The insurance sector continued to show solid fundamentals and demonstrated its resilience despite the difficult international economic situation characterized by great uncertainty, according to the Committee for the Coordination and Monitoring of Systemic Risks (CCSRS), which met on Thursday at Bank Al-Mahreb headquarters (BAM). ).
On a technical level, at the end of the first three quarters of this year, the sector maintained a good growth rate of around 7.7% compared to the same period last year, to reach 42.4 billion dirhams (MMDH), BAM indicates in a press release on this 16th CCSRS meeting, noting that this development was supported by both the life insurance (+9.5%) and non-life insurance (+6.1%) branches.
On the financial level, the investments of insurance companies increased by 3% since the beginning of the year to 216.7 billion dirhams at the end of September. However, unrealized capital gains fell by 40.6% to 19.3 billion dirhams, mainly due to the decline in the stock market and the increase in secondary market interest rates.
In terms of profitability, net profit at the end of June was an improvement of around 11.3% year-on-year. In terms of solvency, the sector continues to generate an average margin of more than three times the required regulatory minimum.
Regarding the pension sector, the same source points out that the main basic schemes are experiencing “a difficult financial situation” globally characterized by “the importance of their implicit debt and of the depletion of their reserves at different horizons”.
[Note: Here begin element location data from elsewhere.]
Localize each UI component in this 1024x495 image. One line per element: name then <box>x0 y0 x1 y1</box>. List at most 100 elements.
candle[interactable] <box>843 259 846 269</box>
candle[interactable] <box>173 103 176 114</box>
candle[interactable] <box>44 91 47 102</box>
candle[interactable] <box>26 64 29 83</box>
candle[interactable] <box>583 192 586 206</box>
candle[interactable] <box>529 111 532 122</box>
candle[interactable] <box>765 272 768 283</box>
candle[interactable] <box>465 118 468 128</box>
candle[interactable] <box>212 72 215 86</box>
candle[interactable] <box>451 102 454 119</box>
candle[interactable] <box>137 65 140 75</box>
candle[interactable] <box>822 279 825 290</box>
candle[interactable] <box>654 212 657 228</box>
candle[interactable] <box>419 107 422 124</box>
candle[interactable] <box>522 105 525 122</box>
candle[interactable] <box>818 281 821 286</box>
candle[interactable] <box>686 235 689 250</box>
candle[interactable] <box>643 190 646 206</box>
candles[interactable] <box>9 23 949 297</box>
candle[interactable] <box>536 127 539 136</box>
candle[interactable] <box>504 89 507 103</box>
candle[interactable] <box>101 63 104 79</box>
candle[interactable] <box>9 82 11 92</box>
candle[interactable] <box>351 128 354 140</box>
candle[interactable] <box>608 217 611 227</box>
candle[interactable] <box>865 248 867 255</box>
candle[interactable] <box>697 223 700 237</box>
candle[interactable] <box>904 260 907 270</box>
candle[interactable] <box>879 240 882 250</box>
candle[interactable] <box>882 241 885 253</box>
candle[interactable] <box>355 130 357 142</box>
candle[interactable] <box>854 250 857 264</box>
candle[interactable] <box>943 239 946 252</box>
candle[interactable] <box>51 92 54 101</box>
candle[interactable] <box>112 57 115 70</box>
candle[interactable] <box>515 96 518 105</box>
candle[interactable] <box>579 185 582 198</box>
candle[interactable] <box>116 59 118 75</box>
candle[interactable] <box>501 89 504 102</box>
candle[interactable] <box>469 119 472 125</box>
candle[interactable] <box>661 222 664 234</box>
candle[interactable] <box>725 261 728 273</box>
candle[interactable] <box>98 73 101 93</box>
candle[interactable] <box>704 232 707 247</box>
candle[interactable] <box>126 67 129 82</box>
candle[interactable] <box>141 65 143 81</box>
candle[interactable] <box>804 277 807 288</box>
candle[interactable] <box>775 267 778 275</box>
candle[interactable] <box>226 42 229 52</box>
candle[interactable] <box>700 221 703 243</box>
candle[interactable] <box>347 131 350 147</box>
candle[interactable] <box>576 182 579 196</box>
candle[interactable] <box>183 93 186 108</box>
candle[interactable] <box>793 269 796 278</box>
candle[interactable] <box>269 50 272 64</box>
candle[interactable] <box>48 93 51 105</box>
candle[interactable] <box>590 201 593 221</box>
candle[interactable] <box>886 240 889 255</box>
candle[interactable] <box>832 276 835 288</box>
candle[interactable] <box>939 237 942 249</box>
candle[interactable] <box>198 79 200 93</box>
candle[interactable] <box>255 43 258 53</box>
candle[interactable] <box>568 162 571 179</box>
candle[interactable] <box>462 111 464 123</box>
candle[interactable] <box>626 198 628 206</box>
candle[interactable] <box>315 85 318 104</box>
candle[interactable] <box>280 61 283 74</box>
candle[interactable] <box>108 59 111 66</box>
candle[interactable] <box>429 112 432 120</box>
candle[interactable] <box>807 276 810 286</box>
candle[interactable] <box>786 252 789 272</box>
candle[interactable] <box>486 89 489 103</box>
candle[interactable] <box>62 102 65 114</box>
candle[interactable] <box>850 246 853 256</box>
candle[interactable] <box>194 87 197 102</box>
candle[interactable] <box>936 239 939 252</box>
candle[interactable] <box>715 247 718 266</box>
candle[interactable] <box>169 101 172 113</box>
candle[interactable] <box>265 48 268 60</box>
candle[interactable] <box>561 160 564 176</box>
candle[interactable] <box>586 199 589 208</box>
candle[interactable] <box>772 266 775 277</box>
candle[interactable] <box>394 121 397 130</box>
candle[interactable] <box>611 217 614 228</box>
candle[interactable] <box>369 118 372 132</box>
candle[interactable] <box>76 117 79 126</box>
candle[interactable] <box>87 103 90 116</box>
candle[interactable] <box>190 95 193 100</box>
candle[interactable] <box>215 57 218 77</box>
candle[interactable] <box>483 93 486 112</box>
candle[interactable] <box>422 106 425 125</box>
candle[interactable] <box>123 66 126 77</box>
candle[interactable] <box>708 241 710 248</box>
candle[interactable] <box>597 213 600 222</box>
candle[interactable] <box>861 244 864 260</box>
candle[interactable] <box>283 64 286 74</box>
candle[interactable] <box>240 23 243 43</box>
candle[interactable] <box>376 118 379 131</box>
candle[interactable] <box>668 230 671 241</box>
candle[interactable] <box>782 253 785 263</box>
The systemic pension reform should make it possible to establish balanced pricing, but also to absorb, in significant proportions, the uncovered previous obligations and thus to restore financial balances in the future, notes the press release.
After examining the situation of the financial system with regard to the observed and expected economic and financial trends, the CCSRS also pointed out that the development of macroeconomic conditions so far does not show any “major risks” that could threaten financial stability, but the vulnerabilities , arising from the external and internal environment (consequences of the war in Ukraine, drought, consequences of the pandemic, inflationary pressures, etc.) “call for vigilance and continue to be “subject to close monitoring” .
According to Bank Al-Maghrib forecasts, growth in the national economy should slow to 1.1% in 2022 before accelerating to 3% in 2023 and 3.2% in 2024, the same source recalls.
As for inflation, after a sharp acceleration in 2022 to 6.6%, it should moderate while remaining at a high level around 4% on average in 2023 and 2024.
As for the external position, the current account deficit should narrow to around 2% over the next two years, while official reserve assets should stand at 362.9 billion. in 2023 and then 371 billion in 2024, i.e. corresponding to almost 6 months of imports of goods and services.
With regard to public finances, the budget deficit will gradually decrease from 5.3% of GDP in 2022 to 4.6% in 2023 and 4% in 2024. Treasury debt, in turn, will decrease to 67.7% of GDP in 2023 and 66 .1%. in 2024.